A story from Reuters quotes Küng’s recently published memoir, “I do not want to live on as a shadow of myself . . . I also don't want to be sent off to a nursing home.”
It must be terribly frightening to see one’s abilities slowly fade. I do not yet live with losses like this, so I do not want to speak lightly of them. But many, many other people do live joyfully with disabilities of various kinds, including loss of eyesight and Parkinson’s.
Sadly, this creative and controversial theologian suffers from a lack of creativity with regard to his own life.
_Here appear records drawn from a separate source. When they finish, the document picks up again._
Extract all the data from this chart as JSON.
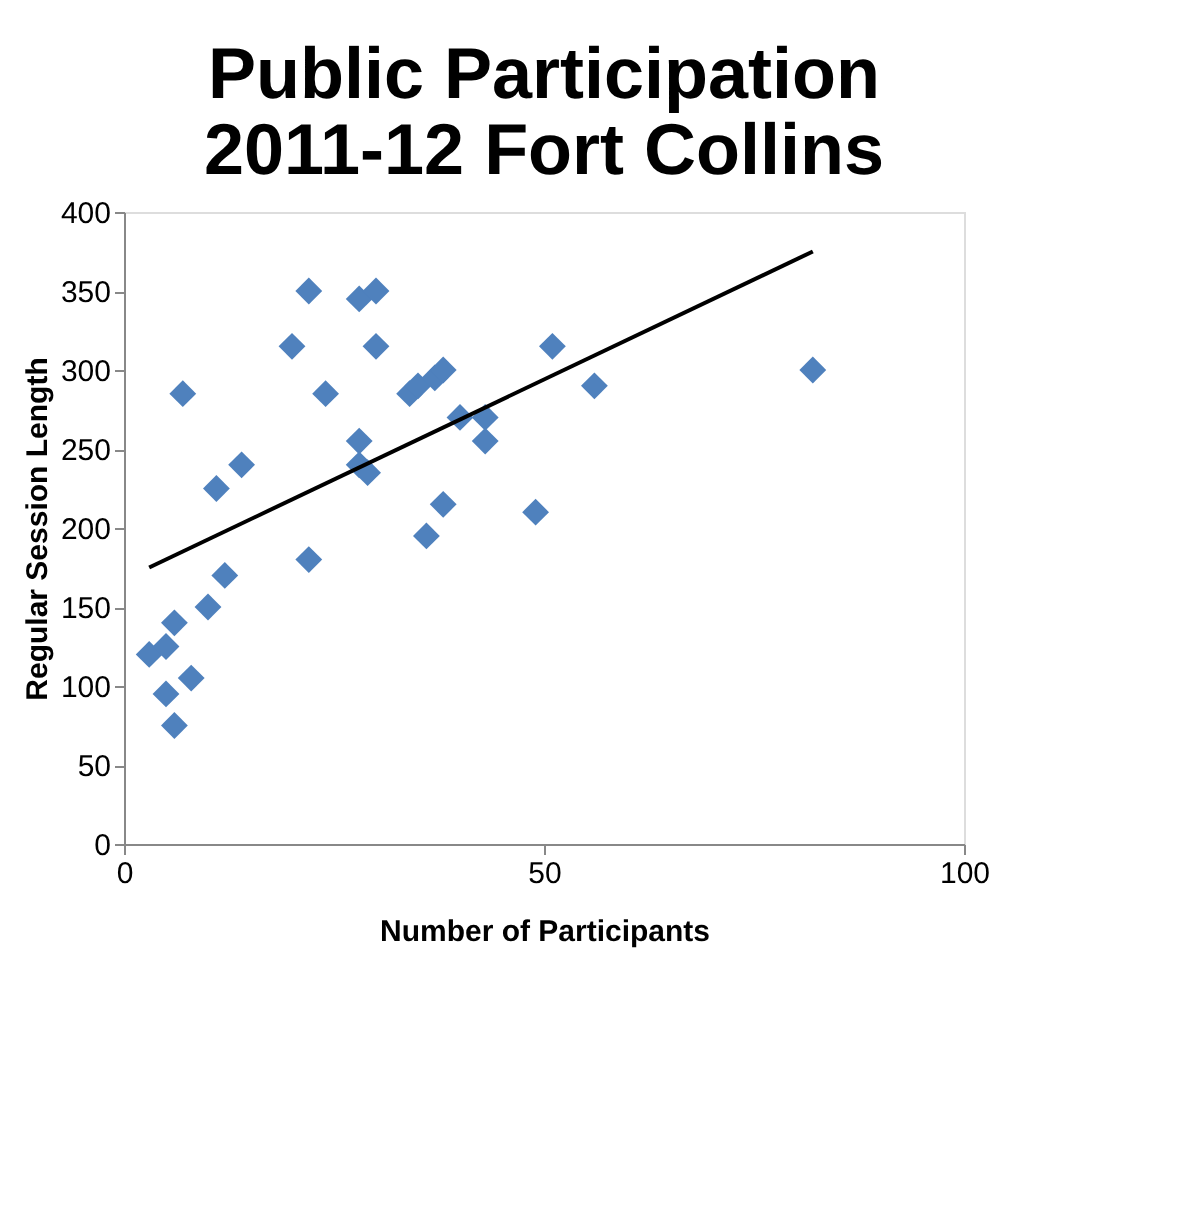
{
  "chart_data": {
    "type": "scatter",
    "title": [
      "Public Participation",
      "2011-12 Fort Collins"
    ],
    "xlabel": "Number of Participants",
    "ylabel": "Regular Session Length",
    "xlim": [
      0,
      100
    ],
    "xticks": [
      0,
      50,
      100
    ],
    "ylim": [
      0,
      400
    ],
    "yticks": [
      0,
      50,
      100,
      150,
      200,
      250,
      300,
      350,
      400
    ],
    "grid": false,
    "series": [
      {
        "marker": "diamond",
        "color": "#4f81bd",
        "x": [
          3,
          5,
          5,
          6,
          6,
          7,
          8,
          10,
          11,
          12,
          14,
          20,
          22,
          22,
          24,
          28,
          28,
          28,
          29,
          30,
          30,
          34,
          35,
          37,
          38,
          38,
          36,
          40,
          43,
          43,
          49,
          51,
          56,
          82
        ],
        "values": [
          120,
          125,
          95,
          140,
          75,
          285,
          105,
          150,
          225,
          170,
          240,
          315,
          350,
          180,
          285,
          345,
          255,
          240,
          235,
          350,
          315,
          285,
          290,
          295,
          300,
          215,
          195,
          270,
          255,
          270,
          210,
          315,
          290,
          300
        ]
      },
      {
        "type": "line",
        "color": "#000000",
        "line_style": "solid",
        "x": [
          3,
          82
        ],
        "values": [
          175,
          375
        ]
      }
    ]
  }
}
He prefers death to disability, imagining that the changes disability will bring into his life will be unbearable.
Therefore, Küng says that he would either like to die suddenly or to take his own life, “surrounded by his closest colleagues at his house in Tuebingen or in his Swiss home town of Sursee.”
I have not read his memoir, but if this story reports Küng’s views accurately, then he suffers from the perspective that his life has value only in his independence and productivity. In his memoir he asks, "How much longer will my life be liveable in dignity? . . . A scholar who can no longer read and write - what's next?"
It seems that he has so identified himself as a scholar that he cannot imagine any other identity for himself. Yet, the Bible teaches that our identity comes not from what we can produce but from the simple fact that each of us bears the image of God who created us to be his friends.
Küng’s stature as well as his public advocacy for assisted suicide could do great damage to people who live with disabilities. His open support for assisted suicide implies that any life lived with disability is not worth living.
Once again, I feel for Hans Küng. I too will grieve deeply someday if disability takes away my ability to write or to see the face of my beautiful wife. I pray that God will sustain him day by day. I pray that God will bring about in him a change of heart, in which he will recognize that his identity, value, and even his dignity stem from what God has done for him, not from what he can do. Finally, I pray that he’ll be able to write about that change of heart before he loses that ability.